Rails STI vs Polymorphic vs Neither


I have a Users class in my rails app. I need two types of users, 1) Players, 2) Managers. Users will all log in using Devise and have same basic user fields. I will have a League model. What is the best way to model this? STI doesn't seem quite right but not sure if Polymorphic works either since if both Manager < User && Player < User. The only real role a manager will have will be admin roles such as adding/removing players from leagues, setting up schedules etc.

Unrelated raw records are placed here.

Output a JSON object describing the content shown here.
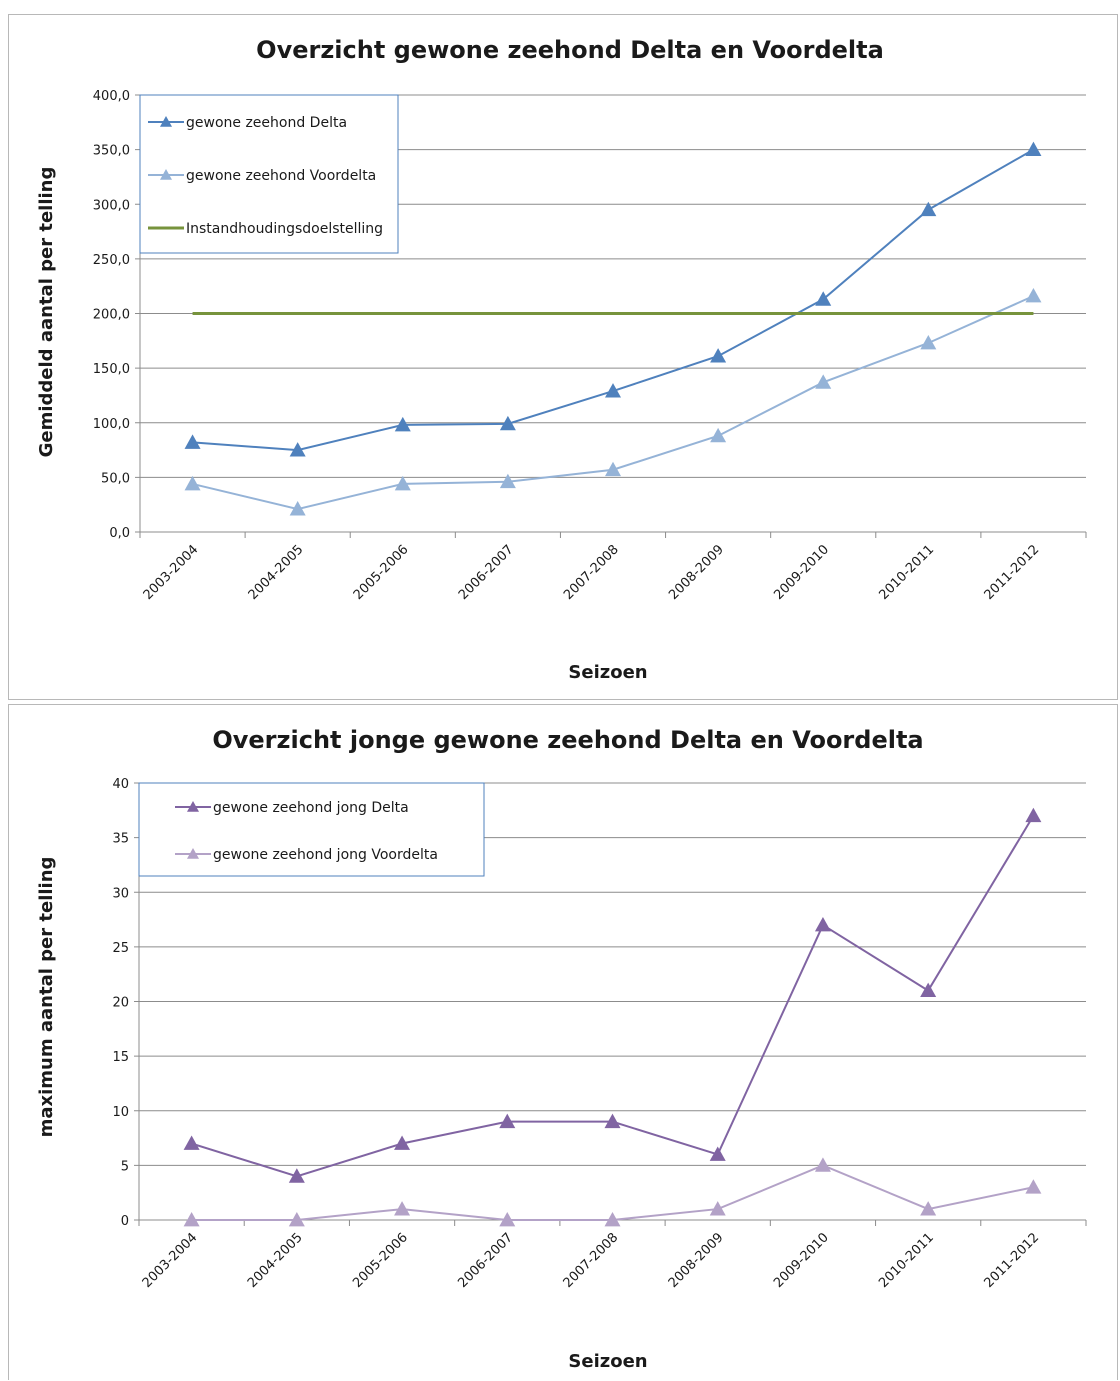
{
  "chart_data": [
    {
      "type": "line",
      "title": "Overzicht gewone zeehond Delta en Voordelta",
      "xlabel": "Seizoen",
      "ylabel": "Gemiddeld aantal per telling",
      "ylim": [
        0,
        400
      ],
      "ytick_labels": [
        "0,0",
        "50,0",
        "100,0",
        "150,0",
        "200,0",
        "250,0",
        "300,0",
        "350,0",
        "400,0"
      ],
      "categories": [
        "2003-2004",
        "2004-2005",
        "2005-2006",
        "2006-2007",
        "2007-2008",
        "2008-2009",
        "2009-2010",
        "2010-2011",
        "2011-2012"
      ],
      "grid": true,
      "legend_position": "top-left",
      "series": [
        {
          "name": "gewone zeehond Delta",
          "color": "#4f81bd",
          "marker": "triangle",
          "values": [
            82,
            75,
            98,
            99,
            129,
            161,
            213,
            295,
            350
          ]
        },
        {
          "name": "gewone zeehond Voordelta",
          "color": "#95b3d7",
          "marker": "triangle",
          "values": [
            44,
            21,
            44,
            46,
            57,
            88,
            137,
            173,
            216
          ]
        },
        {
          "name": "Instandhoudingsdoelstelling",
          "color": "#77933c",
          "marker": "none",
          "values": [
            200,
            200,
            200,
            200,
            200,
            200,
            200,
            200,
            200
          ]
        }
      ]
    },
    {
      "type": "line",
      "title": "Overzicht jonge gewone zeehond Delta en Voordelta",
      "xlabel": "Seizoen",
      "ylabel": "maximum aantal per telling",
      "ylim": [
        0,
        40
      ],
      "ytick_labels": [
        "0",
        "5",
        "10",
        "15",
        "20",
        "25",
        "30",
        "35",
        "40"
      ],
      "categories": [
        "2003-2004",
        "2004-2005",
        "2005-2006",
        "2006-2007",
        "2007-2008",
        "2008-2009",
        "2009-2010",
        "2010-2011",
        "2011-2012"
      ],
      "grid": true,
      "legend_position": "top-left",
      "series": [
        {
          "name": "gewone zeehond jong Delta",
          "color": "#8064a2",
          "marker": "triangle",
          "values": [
            7,
            4,
            7,
            9,
            9,
            6,
            27,
            21,
            37
          ]
        },
        {
          "name": "gewone zeehond jong Voordelta",
          "color": "#b3a2c7",
          "marker": "triangle",
          "values": [
            0,
            0,
            1,
            0,
            0,
            1,
            5,
            1,
            3
          ]
        }
      ]
    }
  ]
}
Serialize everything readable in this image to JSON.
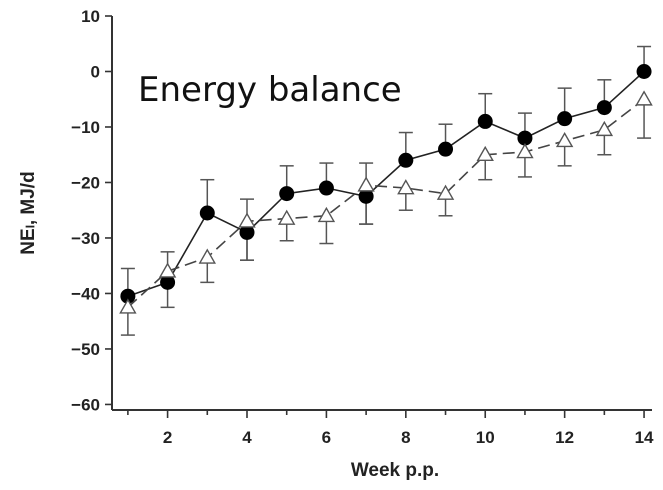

class League < ActiveRecord::Base
  has_one :manager
  has_many :players

end

class Match < ActiveRecord::Base
  has_and_belongs_to_many :players
  belongs_to :league
end

class User < ActiveRecord::Base
  has_and_belongs_to_many :matches
  has_and_belongs_to_many :leagues
end

class Player < User
  has_and_belongs_to_many :leagues
  has_and_belongs_to_many :matches
end

class Manager < User
  has_many :leagues
end

Any suggestions for the best way to set this up are greatly appreciated! Using STI for players ActiveRecord is looking for Player table for the join but it doesn't exist.


Solution

  • STI can work for this, but since the difference between the types of users is basically a flag that says a user is an admin, you just need something on a user to check whether they are allowed certain actions. Roles can be either exclusive or inclusive (so that a user can be both a Player and a Manager), but once set up you can shape the interface around the capabilities a user has:

    <% if @user.has_role?('manager') %>
      <%= render 'manager_fields' # or manager_page, etc. %>
    <% end %>
    

    How you handle this in the controller depends on how you implement the roles, either via gems like Pundit, CanCanCan, etc. or through explicit checks in something you write yourself. The gems will give you helper methods to reduce the amount of typing involved in views and a more declarative syntax on the back end.